Sunday, October 19, 2008

Clarinda

Late in the afternoon of trekking up and down Edinburgh's Royal Mile, Joan, Patty and I stopped into Clarinda's, a tearoom close by the Canongate Kirk, for "cream tea". Clarinda's is a cozy, wee place with lace tablecloths, antiquey pictures on the wall, and the sort of ladies serving our tea that one could imagine in the back kitchen baking up scones and brewing tea. I supposed Clarinda owned the place, maybe even she was serving us.


I like Joan's picture better. She has a way of getting the whole story in one picture.


Cream tea is not the milk in your tea British drink, but rather tea with scones spread with clotted cream - not butter mind you, and strawberry - not raspberry - jam. By the time we sat down they were out of scones and I settled for a rock bun which was verra tasty.

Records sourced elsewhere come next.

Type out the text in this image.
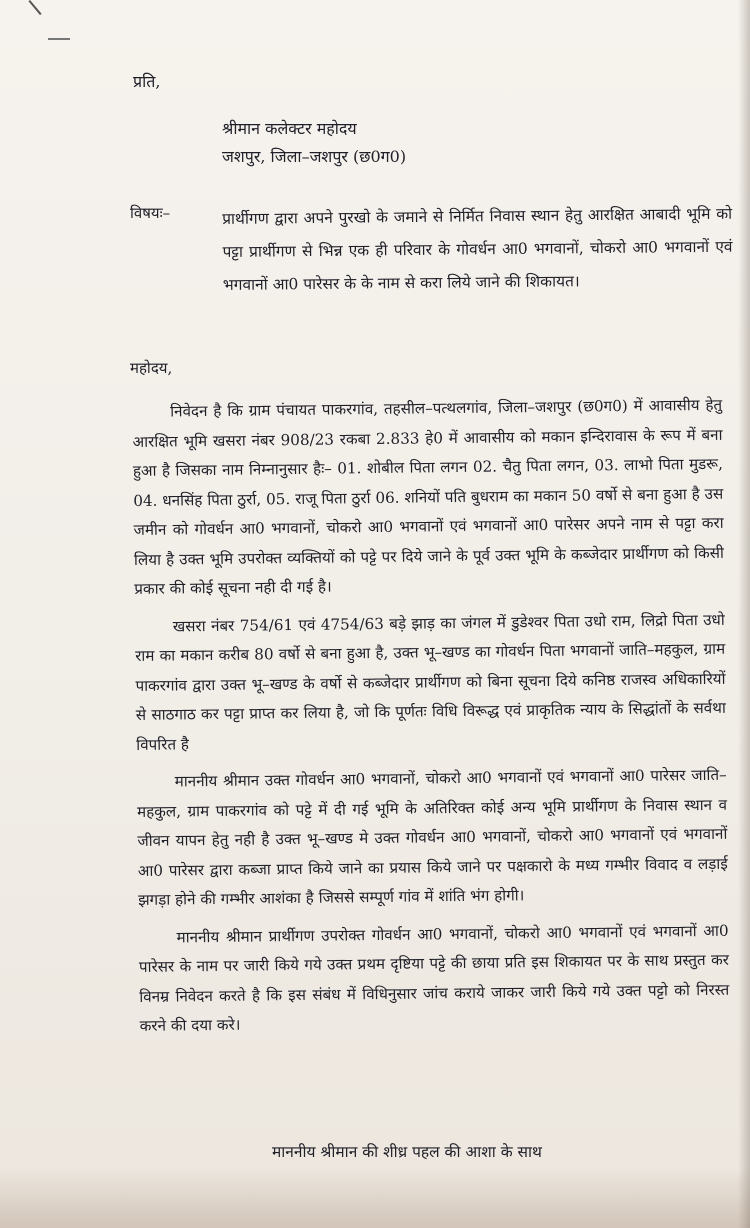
प्रति,
श्रीमान कलेक्टर महोदय
जशपुर, जिला–जशपुर (छ0ग0)
विषयः–	प्रार्थीगण द्वारा अपने पुरखो के जमाने से निर्मित निवास स्थान हेतु आरक्षित आबादी भूमि को पट्टा प्रार्थीगण से भिन्न एक ही परिवार के गोवर्धन आ0 भगवानों, चोकरो आ0 भगवानों एवं भगवानों आ0 पारेसर के के नाम से करा लिये जाने की शिकायत।
महोदय,

निवेदन है कि ग्राम पंचायत पाकरगांव, तहसील–पत्थलगांव, जिला–जशपुर (छ0ग0) में आवासीय हेतु आरक्षित भूमि खसरा नंबर 908/23 रकबा 2.833 हे0 में आवासीय को मकान इन्दिरावास के रूप में बना हुआ है जिसका नाम निम्नानुसार हैः– 01. शोबील पिता लगन 02. चैतु पिता लगन, 03. लाभो पिता मुडरू, 04. धनसिंह पिता ठुर्रा, 05. राजू पिता ठुर्रा 06. शनियों पति बुधराम का मकान 50 वर्षो से बना हुआ है उस जमीन को गोवर्धन आ0 भगवानों, चोकरो आ0 भगवानों एवं भगवानों आ0 पारेसर अपने नाम से पट्टा करा लिया है उक्त भूमि उपरोक्त व्यक्तियों को पट्टे पर दिये जाने के पूर्व उक्त भूमि के कब्जेदार प्रार्थीगण को किसी प्रकार की कोई सूचना नही दी गई है।

खसरा नंबर 754/61 एवं 4754/63 बड़े झाड़ का जंगल में डुडेश्वर पिता उधो राम, लिद्रो पिता उधो राम का मकान करीब 80 वर्षो से बना हुआ है, उक्त भू–खण्ड का गोवर्धन पिता भगवानों जाति–महकुल, ग्राम पाकरगांव द्वारा उक्त भू–खण्ड के वर्षो से कब्जेदार प्रार्थीगण को बिना सूचना दिये कनिष्ठ राजस्व अधिकारियों से साठगाठ कर पट्टा प्राप्त कर लिया है, जो कि पूर्णतः विधि विरूद्ध एवं प्राकृतिक न्याय के सिद्धांतों के सर्वथा विपरित है

माननीय श्रीमान उक्त गोवर्धन आ0 भगवानों, चोकरो आ0 भगवानों एवं भगवानों आ0 पारेसर जाति–महकुल, ग्राम पाकरगांव को पट्टे में दी गई भूमि के अतिरिक्त कोई अन्य भूमि प्रार्थीगण के निवास स्थान व जीवन यापन हेतु नही है उक्त भू–खण्ड मे उक्त गोवर्धन आ0 भगवानों, चोकरो आ0 भगवानों एवं भगवानों आ0 पारेसर द्वारा कब्जा प्राप्त किये जाने का प्रयास किये जाने पर पक्षकारो के मध्य गम्भीर विवाद व लड़ाई झगड़ा होने की गम्भीर आशंका है जिससे सम्पूर्ण गांव में शांति भंग होगी।

माननीय श्रीमान प्रार्थीगण उपरोक्त गोवर्धन आ0 भगवानों, चोकरो आ0 भगवानों एवं भगवानों आ0 पारेसर के नाम पर जारी किये गये उक्त प्रथम दृष्टिया पट्टे की छाया प्रति इस शिकायत पर के साथ प्रस्तुत कर विनम्र निवेदन करते है कि इस संबंध में विधिनुसार जांच कराये जाकर जारी किये गये उक्त पट्टो को निरस्त करने की दया करे।

माननीय श्रीमान की शीध्र पहल की आशा के साथ
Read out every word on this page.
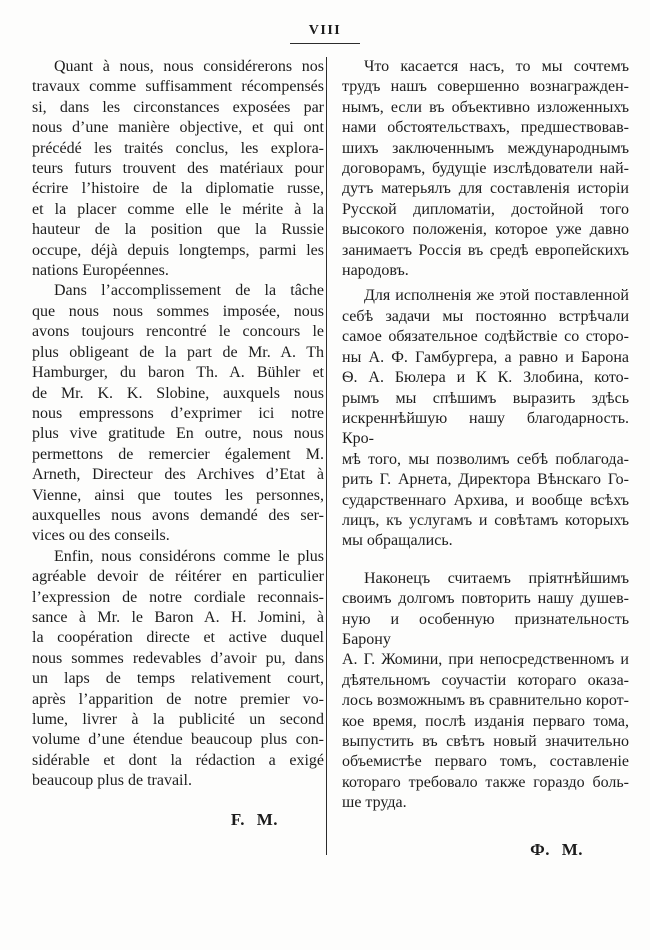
VIII
Quant à nous, nous considérerons nos
travaux comme suffisamment récompensés
si, dans les circonstances exposées par
nous d’une manière objective, et qui ont
précédé les traités conclus, les explora-
teurs futurs trouvent des matériaux pour
écrire l’histoire de la diplomatie russe,
et la placer comme elle le mérite à la
hauteur de la position que la Russie
occupe, déjà depuis longtemps, parmi les
nations Européennes.
Dans l’accomplissement de la tâche
que nous nous sommes imposée, nous
avons toujours rencontré le concours le
plus obligeant de la part de Mr. A. Th
Hamburger, du baron Th. A. Bühler et
de Mr. K. K. Slobine, auxquels nous
nous empressons d’exprimer ici notre
plus vive gratitude En outre, nous nous
permettons de remercier également M.
Arneth, Directeur des Archives d’Etat à
Vienne, ainsi que toutes les personnes,
auxquelles nous avons demandé des ser-
vices ou des conseils.
Enfin, nous considérons comme le plus
agréable devoir de réitérer en particulier
l’expression de notre cordiale reconnais-
sance à Mr. le Baron A. H. Jomini, à
la coopération directe et active duquel
nous sommes redevables d’avoir pu, dans
un laps de temps relativement court,
après l’apparition de notre premier vo-
lume, livrer à la publicité un second
volume d’une étendue beaucoup plus con-
sidérable et dont la rédaction a exigé
beaucoup plus de travail.
F. M.
Что касается насъ, то мы сочтемъ
трудъ нашъ совершенно вознагражден-
нымъ, если въ объективно изложенныхъ
нами обстоятельствахъ, предшествовав-
шихъ заключеннымъ международнымъ
договорамъ, будущіе изслѣдователи най-
дутъ матерьялъ для составленія исторіи
Русской дипломатіи, достойной того
высокого положенія, которое уже давно
занимаетъ Россія въ средѣ европейскихъ
народовъ.
Для исполненія же этой поставленной
себѣ задачи мы постоянно встрѣчали
самое обязательное содѣйствіе со сторо-
ны А. Ф. Гамбургера, а равно и Барона
Ѳ. А. Бюлера и К К. Злобина, кото-
рымъ мы спѣшимъ выразить здѣсь
искреннѣйшую нашу благодарность. Кро-
мѣ того, мы позволимъ себѣ поблагода-
рить Г. Арнета, Директора Вѣнскаго Го-
сударственнаго Архива, и вообще всѣхъ
лицъ, къ услугамъ и совѣтамъ которыхъ
мы обращались.
Наконецъ считаемъ пріятнѣйшимъ
своимъ долгомъ повторить нашу душев-
ную и особенную признательность Барону
А. Г. Жомини, при непосредственномъ и
дѣятельномъ соучастіи котораго оказа-
лось возможнымъ въ сравнительно корот-
кое время, послѣ изданія перваго тома,
выпустить въ свѣтъ новый значительно
объемистѣе перваго томъ, составленіе
котораго требовало также гораздо боль-
ше труда.
Ф. М.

Back home reading some Edinburgh history, I came across the real Clarinda. She was Agnes MacLehose, a genteel young married woman from Glasgow and daughter of a physician, whose violent husband went off to Jamaica and abandoned her, or perhaps she decided she didn't want to hang with the guy anymore. She went to live in Edinburgh where she met young Robert Burns, an up and coming poet by this time, and they fell in love. Well, let's say they had an amorous affair. He was a handsome guy who strolled beneath her window in his buckskins and riding whip, hoping she would look out and see him. Shortly, though, he was laid up in Edinburgh for six weeks after his coach overturned. (This story would make a good movie.) While recuperating from his leg injury he and Clarinda began to write passionate letters to each other. To disguise their letters, he took the name of Sylvander and she became Clarinda. Cad that he was, Robert returned to his farm and married his girlfriend who, coincidentally, had borne his twins two years earlier; her maid had also had a child by Robert!

Let me not digress from the Robert and Clarinda tale however...over the next four years, both married (he likely still womanizing), they continued letter writing, and she was the Clarinda in his poetry.

"Clarinda, mistres of my soul,
The measur'd time is run!
The wretch beneath the dreary pole
So marks his latest sun.

To what dark cave of frozen night
Shall poor Sylvander hie;
Depriv'd of thee, his life and light,
The sun of all his joy?

We part-but by these precious drops,
That fill thy lovely eyes,
No other light shall guide my steps,
Till thy bright beams arise!

She, the fair sun of all her sex,
Has blest my glorious day;
And shall a glimmering planet fix
My worship to its ray?"

Sigh! No wonder Bob Dylan names Burns as his biggest inspiration.

5 comments:

Pat said...

Who knew Rabbie Burns was such a heel?!!!?!

Katharine said...

Aye, but we forgive him because of his beautiful words and because he liked women. How many men there are out there who womanize but don't really like women.

Kappa no He said...

This is fascinating!

Anonymous said...

I found your post while searching for lace tablecloths.
Well, now we know who Clarinda really was! Thanks for sharing.

Katharine said...

Sandi,
Unbelievable you found us through lace tablecloths! I think that tops Patty finding the the poet Hugh McDiarmid by searching "unseizable in Leith" from the Room with a View blog.